Ces Étoiles, qu’on appelle Fixes gardent entre elles conſtamment la même ſituation : pendant que les Planetes ou Étoiles Errantes changent continuellement la leur, dans cette Zone, où nous avons vû que tous leurs orbes étoient renfermés, & que les Cométes plus errantes encore parcourent indifféremment tous les lieux du Ciel.

Quelquefois on a vû tout à coup de nouvelles Étoiles paroître : on les a vuës durer quelque tems, puis peu à peu s’obſcurcir & ſ’éteindre. Quelques unes ont des Périodes connues de lumière & de ténèbres. La figure que peuvent avoir ces Étoiles & le mouvement des Planetes qui tournent peut-être autour, peuvent être les cauſes de ces Phénomènes.

Quelques Étoiles qu’on appelle Nébuleuſes, qu’on ne voit jamais que comme à travers d’Atmoſphères dont elles paroiſſent environnées, nous font voir encore qu’il y a parmi ces Aſtres beaucoup de diverſités.

Enfin des yeux attentifs, aidés du Téleſcope découvrent de nouveaux Phénomènes : ce ſont de grands Eſpaces plus clairs que le reſte du Ciel ; à travers leſquels l’Auteur de la Théologie Aſtronomique a crû voir l’Empirée : mais qui plus vraiſemblablement ne ſont que des eſpèces d’Aſtres moins lumineux & beaucoup plus grands que les autres, plus applatis peut-être, & auxquels différentes ſituations ſemblent donner des figures irrégulières[3].

Voilà quels ſont les principaux objets du Spectacle de la Nature. Si l’on entre dans un plus grand détail, combien de nouvelles merveilles ne découvre-t-on pas ? Quelle terreur n’inſpire pas le bruit du Tonnerre, & l’éclat de la foudre, que ceux même qui nioient la Divinité ont regardés comme ſi propres à la faire craindre ? Qui peut voir ſans admiration cet Arc merveilleux qui paroît à l’oppoſite du Soleil ; lorsque par un tems pluvieux les gouttes répandues dans l’air ſéparent à nos yeux les couleurs de la lumière ? ſi vous allés vers le Pole, quels nouveaux Spectacles ſe préparent ? Des feux de mille couleurs, agités de mille mouvemens, éclairent les nuits dans ces Climats, où l’Aſtre du jour ne paroît point pendant l’hyver. J’ai vû de ces nuits plus belles que les jours ; qui faiſoient oublier la douceur de l’Aurore, & l’éclat du midi.

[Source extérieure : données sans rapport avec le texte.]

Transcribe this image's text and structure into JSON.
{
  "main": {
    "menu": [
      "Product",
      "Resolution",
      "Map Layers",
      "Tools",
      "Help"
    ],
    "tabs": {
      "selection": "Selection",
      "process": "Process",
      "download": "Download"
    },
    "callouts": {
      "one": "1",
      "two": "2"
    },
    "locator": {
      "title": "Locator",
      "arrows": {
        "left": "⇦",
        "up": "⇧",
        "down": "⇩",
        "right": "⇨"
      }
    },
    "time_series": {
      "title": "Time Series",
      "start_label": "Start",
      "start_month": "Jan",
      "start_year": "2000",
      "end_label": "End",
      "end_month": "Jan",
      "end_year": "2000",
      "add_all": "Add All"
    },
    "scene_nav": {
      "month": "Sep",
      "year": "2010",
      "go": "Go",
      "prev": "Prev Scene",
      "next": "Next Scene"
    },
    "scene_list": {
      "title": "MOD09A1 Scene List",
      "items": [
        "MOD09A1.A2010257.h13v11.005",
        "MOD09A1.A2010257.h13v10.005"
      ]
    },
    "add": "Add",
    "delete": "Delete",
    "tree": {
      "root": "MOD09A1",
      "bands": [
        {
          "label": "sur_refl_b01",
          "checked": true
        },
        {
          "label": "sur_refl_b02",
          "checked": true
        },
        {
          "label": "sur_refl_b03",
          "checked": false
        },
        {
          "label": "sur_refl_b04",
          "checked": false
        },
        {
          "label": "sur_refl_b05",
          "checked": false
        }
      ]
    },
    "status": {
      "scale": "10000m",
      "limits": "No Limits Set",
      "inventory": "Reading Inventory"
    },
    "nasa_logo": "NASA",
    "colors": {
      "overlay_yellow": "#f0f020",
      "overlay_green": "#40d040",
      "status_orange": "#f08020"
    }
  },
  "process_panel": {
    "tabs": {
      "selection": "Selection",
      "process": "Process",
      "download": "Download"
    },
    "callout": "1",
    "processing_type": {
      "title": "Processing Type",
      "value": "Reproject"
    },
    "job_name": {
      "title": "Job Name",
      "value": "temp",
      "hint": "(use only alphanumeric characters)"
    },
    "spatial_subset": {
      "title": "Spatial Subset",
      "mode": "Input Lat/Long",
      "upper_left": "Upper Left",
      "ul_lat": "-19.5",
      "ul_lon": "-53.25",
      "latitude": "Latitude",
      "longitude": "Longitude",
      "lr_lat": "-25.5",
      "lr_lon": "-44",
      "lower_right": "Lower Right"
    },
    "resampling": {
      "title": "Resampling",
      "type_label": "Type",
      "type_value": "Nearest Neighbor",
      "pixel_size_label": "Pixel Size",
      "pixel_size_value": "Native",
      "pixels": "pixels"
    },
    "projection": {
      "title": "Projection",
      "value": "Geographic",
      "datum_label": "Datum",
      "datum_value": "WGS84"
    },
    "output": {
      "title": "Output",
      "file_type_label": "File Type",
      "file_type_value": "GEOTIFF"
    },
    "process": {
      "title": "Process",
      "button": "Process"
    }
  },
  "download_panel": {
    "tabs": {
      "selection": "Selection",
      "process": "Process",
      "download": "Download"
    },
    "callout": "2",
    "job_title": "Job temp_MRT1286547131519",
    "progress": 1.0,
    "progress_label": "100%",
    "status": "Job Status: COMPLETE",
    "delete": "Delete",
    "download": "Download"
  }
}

Si des Cieux on deſcend ſur la Terre : ſi après avoir parcouru les plus grands objêts, l’on examine les plus petits, quels nouveaux prodiges ! quels nouveaux miracles ! Chaque Atome en offre autant que la Planete de Jupiter.


  1. Newton Opticks.
  2. Philos. Tranſact. No 406.
  3. Voyés le Diſcours ſur la Figure des Aſtres.